Grillfest mit Extrawürsten

Obwohl es den „Störchen“ erlaubt ist, verzichtet Holstein Kiel also auf Publikum beim Saisonfinale gegen Darmstadt 98. Bei einem Spiel, in dem jeder Schrei und jedes Klatschen bei dem Husarenstück helfen könnte, als erster Verein Schleswig-Holsteins in die Bundesliga aufzusteigen. Das ist lobenswert wie heldenhaft, weil sich ein Verein die viel zitierten und x-fach durchgebratenen Extrawürste des Profifußballs während der Pandemie endlich einmal nicht auf den Teller legt. Und was machen andere Clubs? Statt die Saison demütig auslaufen zu lassen, werden kurz vor Ladenschluss die Schreibtische auf links gedreht, um irgendwie und möglichst maximal die Stadien mit Menschen zu füllen. Union Berlin öffnet 2000 Fans die Türen, Hansa Rostock erwartet über 7000, beim 1. FC Köln hofft man derweil inständig auf grünes Licht.

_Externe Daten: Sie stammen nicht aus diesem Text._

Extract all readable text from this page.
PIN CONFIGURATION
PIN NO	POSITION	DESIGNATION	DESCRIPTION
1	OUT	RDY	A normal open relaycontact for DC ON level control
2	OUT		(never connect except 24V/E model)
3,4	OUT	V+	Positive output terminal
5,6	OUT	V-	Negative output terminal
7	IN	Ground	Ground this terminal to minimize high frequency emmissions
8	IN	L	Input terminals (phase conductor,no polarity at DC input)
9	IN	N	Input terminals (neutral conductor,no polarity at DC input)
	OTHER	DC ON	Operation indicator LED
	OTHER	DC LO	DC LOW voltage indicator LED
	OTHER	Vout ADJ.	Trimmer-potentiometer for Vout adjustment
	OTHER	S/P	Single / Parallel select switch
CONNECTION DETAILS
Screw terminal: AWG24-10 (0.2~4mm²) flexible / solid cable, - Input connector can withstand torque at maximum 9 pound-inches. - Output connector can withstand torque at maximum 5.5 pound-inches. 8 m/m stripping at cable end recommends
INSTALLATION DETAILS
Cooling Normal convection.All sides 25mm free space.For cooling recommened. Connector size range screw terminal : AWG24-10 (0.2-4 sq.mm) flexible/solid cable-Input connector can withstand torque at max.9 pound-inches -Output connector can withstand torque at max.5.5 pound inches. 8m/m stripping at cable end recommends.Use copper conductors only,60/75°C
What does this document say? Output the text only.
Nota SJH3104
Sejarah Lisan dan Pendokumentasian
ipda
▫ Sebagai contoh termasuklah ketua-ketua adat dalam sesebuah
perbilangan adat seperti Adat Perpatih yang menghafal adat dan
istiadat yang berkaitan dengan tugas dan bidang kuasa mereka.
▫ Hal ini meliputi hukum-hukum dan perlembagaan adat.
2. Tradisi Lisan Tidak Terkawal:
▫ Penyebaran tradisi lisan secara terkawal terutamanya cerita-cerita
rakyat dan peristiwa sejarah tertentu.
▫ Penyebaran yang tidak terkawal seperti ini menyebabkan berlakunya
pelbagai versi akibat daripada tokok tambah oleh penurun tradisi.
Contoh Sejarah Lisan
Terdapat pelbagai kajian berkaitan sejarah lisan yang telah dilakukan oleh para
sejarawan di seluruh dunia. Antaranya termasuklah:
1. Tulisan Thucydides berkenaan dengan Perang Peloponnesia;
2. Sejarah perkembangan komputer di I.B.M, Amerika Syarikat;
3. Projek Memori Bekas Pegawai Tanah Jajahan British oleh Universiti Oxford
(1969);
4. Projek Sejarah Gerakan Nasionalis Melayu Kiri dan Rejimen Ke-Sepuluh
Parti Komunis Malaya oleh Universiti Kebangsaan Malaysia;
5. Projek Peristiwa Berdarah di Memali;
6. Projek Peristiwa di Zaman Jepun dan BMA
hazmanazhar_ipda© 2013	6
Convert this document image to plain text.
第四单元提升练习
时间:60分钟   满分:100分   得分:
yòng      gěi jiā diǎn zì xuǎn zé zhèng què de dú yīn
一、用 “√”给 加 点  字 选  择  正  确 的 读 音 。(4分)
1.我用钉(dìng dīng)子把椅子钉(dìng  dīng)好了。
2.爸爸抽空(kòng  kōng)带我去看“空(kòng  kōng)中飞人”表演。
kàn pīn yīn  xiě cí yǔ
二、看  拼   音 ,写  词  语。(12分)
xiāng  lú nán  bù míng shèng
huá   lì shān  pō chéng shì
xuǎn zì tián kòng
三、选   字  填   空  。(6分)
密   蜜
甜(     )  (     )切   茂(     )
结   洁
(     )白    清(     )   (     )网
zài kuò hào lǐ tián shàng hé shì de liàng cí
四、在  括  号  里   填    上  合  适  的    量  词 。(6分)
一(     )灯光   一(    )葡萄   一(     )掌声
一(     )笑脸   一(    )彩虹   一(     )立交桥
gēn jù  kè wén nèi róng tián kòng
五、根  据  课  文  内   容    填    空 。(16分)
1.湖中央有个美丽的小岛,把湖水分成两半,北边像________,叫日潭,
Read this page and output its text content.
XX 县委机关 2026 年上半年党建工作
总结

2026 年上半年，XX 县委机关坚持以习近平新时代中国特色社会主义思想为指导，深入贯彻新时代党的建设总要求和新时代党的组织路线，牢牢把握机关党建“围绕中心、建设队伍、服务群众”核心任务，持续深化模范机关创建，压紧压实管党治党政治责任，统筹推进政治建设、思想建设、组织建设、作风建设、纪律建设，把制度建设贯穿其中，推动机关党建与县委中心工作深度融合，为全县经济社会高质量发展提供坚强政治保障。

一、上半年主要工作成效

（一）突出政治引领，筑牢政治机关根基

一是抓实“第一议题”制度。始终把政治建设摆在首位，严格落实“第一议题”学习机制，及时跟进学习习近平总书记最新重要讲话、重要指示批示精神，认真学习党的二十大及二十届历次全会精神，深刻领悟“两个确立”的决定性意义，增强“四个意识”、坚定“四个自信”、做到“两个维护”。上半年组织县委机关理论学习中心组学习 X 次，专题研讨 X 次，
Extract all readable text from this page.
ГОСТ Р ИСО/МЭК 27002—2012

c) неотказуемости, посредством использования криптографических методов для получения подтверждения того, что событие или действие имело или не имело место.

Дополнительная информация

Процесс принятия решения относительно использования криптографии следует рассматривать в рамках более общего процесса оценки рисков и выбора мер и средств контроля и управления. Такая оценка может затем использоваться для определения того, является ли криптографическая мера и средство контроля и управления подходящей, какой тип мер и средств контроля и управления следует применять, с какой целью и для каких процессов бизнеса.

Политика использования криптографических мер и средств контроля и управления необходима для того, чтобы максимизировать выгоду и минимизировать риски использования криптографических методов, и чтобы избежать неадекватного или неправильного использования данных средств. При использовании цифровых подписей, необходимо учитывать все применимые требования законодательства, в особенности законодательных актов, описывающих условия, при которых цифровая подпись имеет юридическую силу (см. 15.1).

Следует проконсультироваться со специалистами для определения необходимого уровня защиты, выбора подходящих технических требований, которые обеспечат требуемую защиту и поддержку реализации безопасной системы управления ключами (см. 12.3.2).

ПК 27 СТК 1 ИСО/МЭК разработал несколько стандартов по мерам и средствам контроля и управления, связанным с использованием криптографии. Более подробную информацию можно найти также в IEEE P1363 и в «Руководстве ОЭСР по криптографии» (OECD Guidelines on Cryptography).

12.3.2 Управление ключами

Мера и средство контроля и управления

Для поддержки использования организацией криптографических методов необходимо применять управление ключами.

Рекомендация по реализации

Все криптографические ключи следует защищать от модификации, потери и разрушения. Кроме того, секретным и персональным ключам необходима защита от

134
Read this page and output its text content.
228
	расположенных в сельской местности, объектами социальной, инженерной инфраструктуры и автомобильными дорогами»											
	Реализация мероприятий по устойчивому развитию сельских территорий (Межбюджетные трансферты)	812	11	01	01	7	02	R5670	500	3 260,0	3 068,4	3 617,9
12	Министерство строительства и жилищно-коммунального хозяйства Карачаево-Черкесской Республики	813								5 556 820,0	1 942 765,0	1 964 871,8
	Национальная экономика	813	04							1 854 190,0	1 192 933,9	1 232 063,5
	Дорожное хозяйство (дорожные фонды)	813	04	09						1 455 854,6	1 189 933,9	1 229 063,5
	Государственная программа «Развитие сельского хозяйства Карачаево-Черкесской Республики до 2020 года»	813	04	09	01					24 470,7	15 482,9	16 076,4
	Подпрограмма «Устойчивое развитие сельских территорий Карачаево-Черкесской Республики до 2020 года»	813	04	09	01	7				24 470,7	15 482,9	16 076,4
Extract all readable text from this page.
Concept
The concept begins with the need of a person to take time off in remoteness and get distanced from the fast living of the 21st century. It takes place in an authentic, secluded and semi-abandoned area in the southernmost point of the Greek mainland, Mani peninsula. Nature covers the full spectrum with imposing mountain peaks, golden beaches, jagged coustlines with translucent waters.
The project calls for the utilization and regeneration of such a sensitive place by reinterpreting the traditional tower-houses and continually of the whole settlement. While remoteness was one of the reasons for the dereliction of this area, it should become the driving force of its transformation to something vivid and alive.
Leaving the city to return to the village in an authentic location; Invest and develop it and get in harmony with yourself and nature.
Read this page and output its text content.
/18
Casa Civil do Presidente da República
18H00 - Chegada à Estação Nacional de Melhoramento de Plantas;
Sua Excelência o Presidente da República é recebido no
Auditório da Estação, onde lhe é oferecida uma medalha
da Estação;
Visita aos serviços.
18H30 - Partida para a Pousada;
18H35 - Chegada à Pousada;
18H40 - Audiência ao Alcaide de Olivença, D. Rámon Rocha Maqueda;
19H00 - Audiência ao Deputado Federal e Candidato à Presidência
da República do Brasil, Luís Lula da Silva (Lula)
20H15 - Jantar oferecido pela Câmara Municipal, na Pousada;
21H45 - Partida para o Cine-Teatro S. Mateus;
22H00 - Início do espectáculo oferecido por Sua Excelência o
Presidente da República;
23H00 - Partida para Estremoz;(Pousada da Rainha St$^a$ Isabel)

Was ist das nur für ein unsolidarisches Verhalten gegenüber all den anderen Vereinen, bei denen aufgrund zu hoher Inzidenzen kein einziger Fan auf den Rängen denkbar ist? Offenbar gibt es „den Fußball“ doch nicht im Kollektiv, von Demut gegenüber den Fans anderer Clubs ganz zu schweigen. Obendrein kommt dieser miese Beigeschmack der Wettbewerbsverzerrung und das Erhaschen eines Vorteils gegenüber direkten Mitkonkurrenten hinzu. Nun mag der oder die andere sagen, dass das doch lobenswert und als Dankeschön für die Fans nach so einer langen Pause zu verstehen sei. Diese Sichtweise teilen wir nicht. Vielmehr empfinden wir Fremdscham bei dem Gedanken, dass manche Verantwortliche am Ende des Tages doch wieder nur auf ihr eigenes Grillfest schauen. Sinkende Inzidenzwerte sind schließlich kein Verdienst von Fußballvereinen, sondern ein Ergebnis aus gesellschaftlichem Verhalten, medizinischer Versorgung und sozialem Engagement. Ein Dankeschön wäre nur dann glaubhafter Natur, wenn man auf alle Fans verweisen würde, um so einen großen gemeinsamen Startschuss am ersten Spieltag der kommenden Saison zu feiern. Denn „weder sollte der Profifußball für sich eine Sonderrolle in der Gesellschaft reklamieren – denn auch in anderen Veranstaltungsbranchen sind derzeit keine Zuschauer zugelassen – noch möchte die KSV Holstein eine Bevorzugung gegenüber anderen Sportvereinen im Land erfahren“, wie Kiel-Boss Schneekloth sagt.


Was wäre es doch für ein versöhnliches Zeichen gewesen, wenn sich alle Profivereine abgestimmt und dem Vorbild Holstein Kiels gefolgt wären. Ein einziges Mal die Füße stillhalten, ein einziges Mal nicht auf Paragraphen und gegebenes Recht schauen. Doch so zeigt sich nun die gleiche beschämende Erkenntnis wie schon zu Beginn von Corona: Wenn Extrawürste auf dem Grill liegen, stehen manche Verantwortliche mit gewetzten Messern bereit.